The worst part is they hide all the “good” stuff away and only allow access to it for those willing to pay extra. The game offers both “premium” characters and worlds in what must be the most egregious use of the word “premium” in recorded human history. Premium characters cost $1 each, and consist of many of the big names in the series, varying from Firion to Cloud to Snow. You aren’t able to pick which one you want, and after you pay up you get one of the 35 possibilities chosen at random. Each of the three premium worlds run $4, meaning it will cost over $50 to access all the content, which is enough to just go out and buy a real Final Fantasy game.
The fact that they hid a large portion of the game’s content behind the guise of microtransactions isn’t even the worst example of greed, as there are boss battles later in the game that are literally impossible to win the first time through. Regardless of how quickly you swipe and how much you swear, your party will be wiped out. No amount of level or weapon grinding will help and you are left with only a couple of options including waiting three hours for fever mode to build up for a “get out of boss fight free” card, waiting for your party to revive itself, but that takes a whopping three minutes per character (so you could be waiting for an hour and a half to completely restore your party, which is about an hour and twenty nine minutes past the point where you’ll stop caring), or using real life money to buy hourglasses to restore your party instantly and here we reach the core of their little scam.
This means that if you get to one of the mandatory impossible to win boss fights and want to continue playing immediately, the only way to do so is by paying Square Enix for that privilege. This isn’t even an example of a micro-transaction; this is extortion. This is putting up a toll both and telling gamers they can either pay up or get lost. This is the exact same nonsense that FarmVille and hundreds of other awful games use to milk people out of their money, but those games at least have the decency to offer a free base package. Square Enix has put out a lazy, awful, abomination of a “game” and has the audacity to charge you extra if you want to keep on playing it. I wouldn’t even recommend this if it was free, and charging people to keep playing All the Bravest is like charging people to keep on being tortured.

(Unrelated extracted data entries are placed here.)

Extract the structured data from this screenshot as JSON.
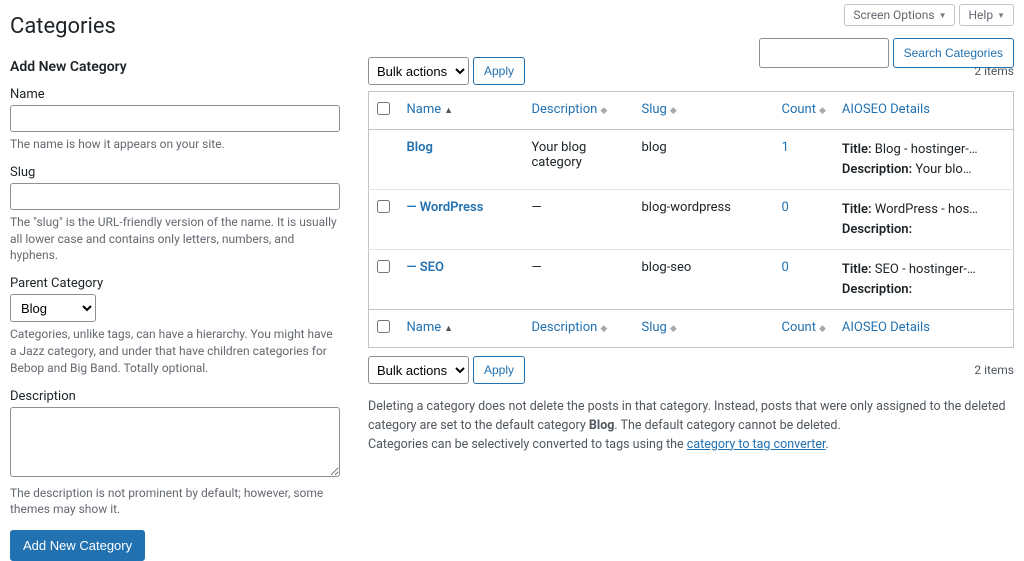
{
  "top": {
    "screen_options": "Screen Options",
    "help": "Help"
  },
  "page_title": "Categories",
  "search": {
    "button": "Search Categories"
  },
  "form": {
    "heading": "Add New Category",
    "name_label": "Name",
    "name_hint": "The name is how it appears on your site.",
    "slug_label": "Slug",
    "slug_hint": "The \"slug\" is the URL-friendly version of the name. It is usually all lower case and contains only letters, numbers, and hyphens.",
    "parent_label": "Parent Category",
    "parent_value": "Blog",
    "parent_hint": "Categories, unlike tags, can have a hierarchy. You might have a Jazz category, and under that have children categories for Bebop and Big Band. Totally optional.",
    "desc_label": "Description",
    "desc_hint": "The description is not prominent by default; however, some themes may show it.",
    "submit": "Add New Category"
  },
  "list": {
    "bulk_label": "Bulk actions",
    "apply": "Apply",
    "items_text": "2 items",
    "cols": {
      "name": "Name",
      "description": "Description",
      "slug": "Slug",
      "count": "Count",
      "aioseo": "AIOSEO Details"
    },
    "rows": [
      {
        "indent": false,
        "name": "Blog",
        "description": "Your blog category",
        "slug": "blog",
        "count": "1",
        "aioseo_title": "Blog - hostinger-…",
        "aioseo_desc": "Your blo…",
        "no_checkbox": true
      },
      {
        "indent": true,
        "name": "WordPress",
        "description": "—",
        "slug": "blog-wordpress",
        "count": "0",
        "aioseo_title": "WordPress - hos…",
        "aioseo_desc": ""
      },
      {
        "indent": true,
        "name": "SEO",
        "description": "—",
        "slug": "blog-seo",
        "count": "0",
        "aioseo_title": "SEO - hostinger-…",
        "aioseo_desc": ""
      }
    ]
  },
  "notes": {
    "l1a": "Deleting a category does not delete the posts in that category. Instead, posts that were only assigned to the deleted category are set to the default category ",
    "l1b": "Blog",
    "l1c": ". The default category cannot be deleted.",
    "l2a": "Categories can be selectively converted to tags using the ",
    "l2b": "category to tag converter",
    "l2c": "."
  }
}
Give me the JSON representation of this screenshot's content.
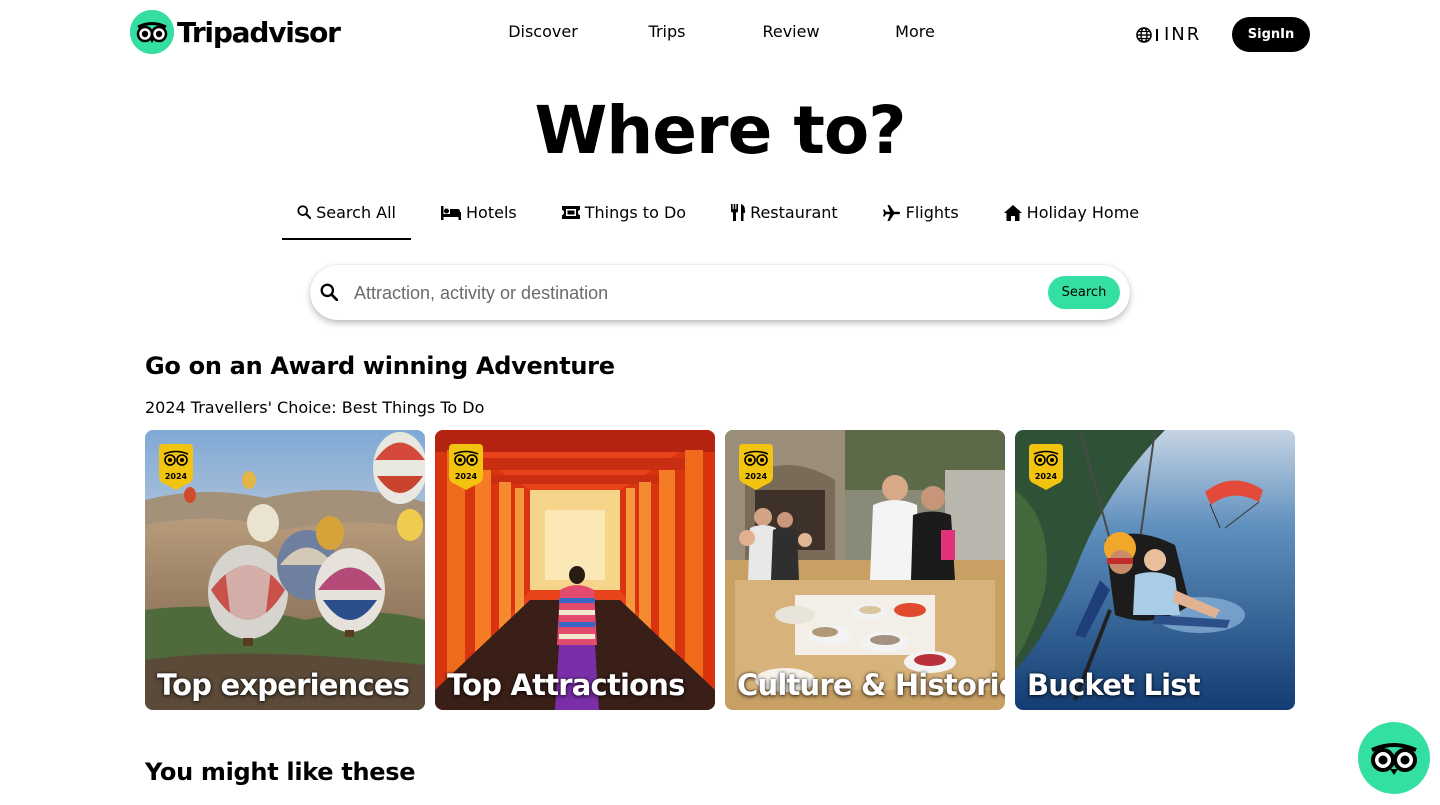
{
  "header": {
    "logo_text": "Tripadvisor",
    "nav": [
      "Discover",
      "Trips",
      "Review",
      "More"
    ],
    "currency": "INR",
    "signin_label": "SignIn"
  },
  "hero": {
    "title": "Where to?"
  },
  "tabs": [
    {
      "label": "Search All",
      "icon": "search-icon",
      "active": true
    },
    {
      "label": "Hotels",
      "icon": "bed-icon",
      "active": false
    },
    {
      "label": "Things to Do",
      "icon": "ticket-icon",
      "active": false
    },
    {
      "label": "Restaurant",
      "icon": "utensils-icon",
      "active": false
    },
    {
      "label": "Flights",
      "icon": "plane-icon",
      "active": false
    },
    {
      "label": "Holiday Home",
      "icon": "home-icon",
      "active": false
    }
  ],
  "search": {
    "placeholder": "Attraction, activity or destination",
    "value": "",
    "button_label": "Search"
  },
  "awards": {
    "title": "Go on an Award winning Adventure",
    "subtitle": "2024 Travellers' Choice: Best Things To Do",
    "badge_year": "2024",
    "cards": [
      {
        "label": "Top experiences",
        "image": "hot-air-balloons"
      },
      {
        "label": "Top Attractions",
        "image": "torii-gates"
      },
      {
        "label": "Culture & Historic",
        "image": "cooking-class"
      },
      {
        "label": "Bucket List",
        "image": "paragliding"
      }
    ]
  },
  "recommendations": {
    "title": "You might like these"
  },
  "colors": {
    "brand": "#34e0a1",
    "text": "#000000",
    "badge": "#f2c40f"
  }
}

Final Fantasy: All the Bravest caters to a very specific audience: huge Final Fantasy fans with money to waste and a head injury that has remained untreated for an extended period of time. This is a game with only two gameplay features: tap the screen and give Square money. It’s true that the music is great and the nostalgia value is off the charts, but neither of these things justify a release that is little more than a blatant cash grab. This is less a game and more a trip to the nostalgia museum where all the cool exhibits cost extra to see. If you ever have the urge to buy this game, find a friend to play one of the classic Final Fantasy titles while you vigorously rub the screen to the point where it’s impossible to see what’s going on. You’ll have entirely the same experience, and save $4 that can be put towards something substantially more entertaining, like a pet rock or dental surgery.